Yoggy thanks heaps, I’m downloading your example. the example I made took ages to calculate, so I hear you about speed. In my ideal world I’d like a lightmapped Bumped shader, that changes the lightmap texture to add the blast, then I could keep my main (tiled) texture unchanged, and only darken the lightmap texture. Oh and a fast version of this
Anyways this is great work and a big help, thank you.
Aaron
Well, that already exists; it’s called the lightmapped bumped shader. You’d want to change the texture rather than the shader, so what you’d do is find the coordinates somehow to draw into the lightmap using SetPixel. (Maybe just hit.textureCoord; that would be fairly easy…or can you do that with the second UV set?)
If you had a more or less flat area like some terrain, you could use the blob shadow projector too. Maybe something sort of like this. (Move cursor with mouse, click to bomb. Not a game, but kinda fun for a few minutes…) Attached is the project…mostly I just adapted the BunkerBehavior script from Unity Invaders somewhat since it’s basically the same idea. You can change the size of the affected area by changing the projector’s orthographic size, though that also makes the splat texture get relatively larger or smaller along with it. It would look better with some randomly selected splat textures so the scorch marks don’t all look the same. Or better yet, a procedurally generated scorch mark. With some smoke, etc…and have some particle dirt thrown into the air…then you could deform the terrain too…or am I getting carried away here?
Edit: updated project folder so it works with Unity 2.0 (mostly just replaced the Blender files so they’ll load, also removed the script that turns off particles since that’s not necessary anymore), and updated SplatTexture script so it’s faster.
Not one but two excellent packages posted to help me! Woot!Woot!
Eric i like your idea. I will try and emulate it…Somehow you have a bunch of projected shadows in the scene, but only one in the hieracy?-I will be able to figure it out, Im sure, but I really want to say thanks for such a great example like Yoggy’s was too. Mega helpful. i also like the red target morphng over the landscape-Im sure that will be useful in time also.
Cheers Y’all!
Aaron
PS-Eric, I wonder if your going to make a unity build of Pac-man to go with your collection of casual games?Hee hee, seed sown! (I wasnt hinting that you should for my sake btw)
Nope, just one. If you look at the code, you see that basically the small “splat” texture gets drawn into the big shadow texture at the appropriate spot. So the texture is altered every time a bomb hits. The target is just the standard blob shadow projector, but with a different texture.

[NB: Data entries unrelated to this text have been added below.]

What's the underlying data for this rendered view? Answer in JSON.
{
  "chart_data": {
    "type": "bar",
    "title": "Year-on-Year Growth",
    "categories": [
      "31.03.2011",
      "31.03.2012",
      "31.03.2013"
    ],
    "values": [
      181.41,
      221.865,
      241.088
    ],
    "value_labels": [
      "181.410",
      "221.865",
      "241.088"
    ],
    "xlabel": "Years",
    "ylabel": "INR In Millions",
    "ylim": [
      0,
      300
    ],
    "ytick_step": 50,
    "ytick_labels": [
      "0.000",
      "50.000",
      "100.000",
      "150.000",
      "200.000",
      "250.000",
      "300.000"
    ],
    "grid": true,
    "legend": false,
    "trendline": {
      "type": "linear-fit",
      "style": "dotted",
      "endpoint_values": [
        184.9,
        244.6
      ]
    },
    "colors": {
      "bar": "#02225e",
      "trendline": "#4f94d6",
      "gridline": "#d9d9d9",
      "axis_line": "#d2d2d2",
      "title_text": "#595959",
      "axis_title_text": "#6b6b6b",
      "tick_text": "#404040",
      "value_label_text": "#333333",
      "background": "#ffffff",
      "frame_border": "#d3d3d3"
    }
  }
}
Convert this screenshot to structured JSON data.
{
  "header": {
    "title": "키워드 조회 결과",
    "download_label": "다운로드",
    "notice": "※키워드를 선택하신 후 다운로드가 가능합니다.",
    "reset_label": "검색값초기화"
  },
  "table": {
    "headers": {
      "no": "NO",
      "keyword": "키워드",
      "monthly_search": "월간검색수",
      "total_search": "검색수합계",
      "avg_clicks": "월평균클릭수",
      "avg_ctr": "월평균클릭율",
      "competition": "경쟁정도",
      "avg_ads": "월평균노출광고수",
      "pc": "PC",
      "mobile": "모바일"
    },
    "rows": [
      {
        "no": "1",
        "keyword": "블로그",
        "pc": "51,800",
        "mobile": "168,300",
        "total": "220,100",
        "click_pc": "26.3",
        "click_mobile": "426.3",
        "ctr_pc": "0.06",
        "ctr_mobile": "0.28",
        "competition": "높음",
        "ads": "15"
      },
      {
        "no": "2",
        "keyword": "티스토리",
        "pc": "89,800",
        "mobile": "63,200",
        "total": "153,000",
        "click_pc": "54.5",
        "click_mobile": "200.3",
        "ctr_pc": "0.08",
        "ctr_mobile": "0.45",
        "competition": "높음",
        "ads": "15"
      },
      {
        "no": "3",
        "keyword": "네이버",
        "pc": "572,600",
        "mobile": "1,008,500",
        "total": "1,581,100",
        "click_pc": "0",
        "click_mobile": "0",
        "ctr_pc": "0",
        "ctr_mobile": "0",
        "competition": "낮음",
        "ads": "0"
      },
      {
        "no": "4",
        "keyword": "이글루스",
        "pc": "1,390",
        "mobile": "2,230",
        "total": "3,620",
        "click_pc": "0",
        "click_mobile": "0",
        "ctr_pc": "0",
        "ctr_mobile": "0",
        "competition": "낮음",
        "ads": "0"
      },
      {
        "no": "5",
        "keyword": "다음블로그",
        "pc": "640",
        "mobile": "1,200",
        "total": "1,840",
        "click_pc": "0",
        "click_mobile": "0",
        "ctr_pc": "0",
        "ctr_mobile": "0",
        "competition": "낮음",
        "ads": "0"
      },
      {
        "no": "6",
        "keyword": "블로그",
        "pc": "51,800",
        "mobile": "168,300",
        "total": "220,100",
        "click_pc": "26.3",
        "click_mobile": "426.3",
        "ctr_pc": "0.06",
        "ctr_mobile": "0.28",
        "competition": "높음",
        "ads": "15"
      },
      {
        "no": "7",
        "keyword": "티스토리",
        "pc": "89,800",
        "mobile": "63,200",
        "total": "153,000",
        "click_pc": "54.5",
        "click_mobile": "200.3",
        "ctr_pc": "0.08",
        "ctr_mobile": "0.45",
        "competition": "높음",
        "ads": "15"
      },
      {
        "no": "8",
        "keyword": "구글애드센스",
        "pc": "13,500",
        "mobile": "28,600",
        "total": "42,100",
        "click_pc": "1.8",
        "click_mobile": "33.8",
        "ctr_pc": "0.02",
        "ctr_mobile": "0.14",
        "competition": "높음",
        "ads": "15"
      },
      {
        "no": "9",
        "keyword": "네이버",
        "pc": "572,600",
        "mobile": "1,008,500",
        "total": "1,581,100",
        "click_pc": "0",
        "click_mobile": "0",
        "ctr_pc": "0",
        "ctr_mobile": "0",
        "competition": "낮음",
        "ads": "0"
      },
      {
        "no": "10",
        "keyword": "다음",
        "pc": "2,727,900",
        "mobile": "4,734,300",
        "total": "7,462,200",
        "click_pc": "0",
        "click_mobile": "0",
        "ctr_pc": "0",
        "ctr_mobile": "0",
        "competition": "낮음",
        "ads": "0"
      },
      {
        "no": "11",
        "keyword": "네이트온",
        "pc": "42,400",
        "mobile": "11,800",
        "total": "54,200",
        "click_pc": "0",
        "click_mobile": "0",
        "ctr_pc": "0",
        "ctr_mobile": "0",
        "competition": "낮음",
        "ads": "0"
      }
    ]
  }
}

Not exactly, but stay tuned. (Just make sure you’re not holding your breath…)
I’ve heard a lot about using blob shadow projectors to do highlighting and giving textures certain unique looks, would it be possible to adapt for a game board that has individual tiles that need to have a highlight effect applied to them when selected?
Also has anyone seen solid information on unity projectors? It seems like they can do a lot but maybe I’m overlooking a solid explanation on them. I feel like I still don’t fully understand them other than casting against the normal of a surface? Any explanation for a projector noob would be awesome. Thanks.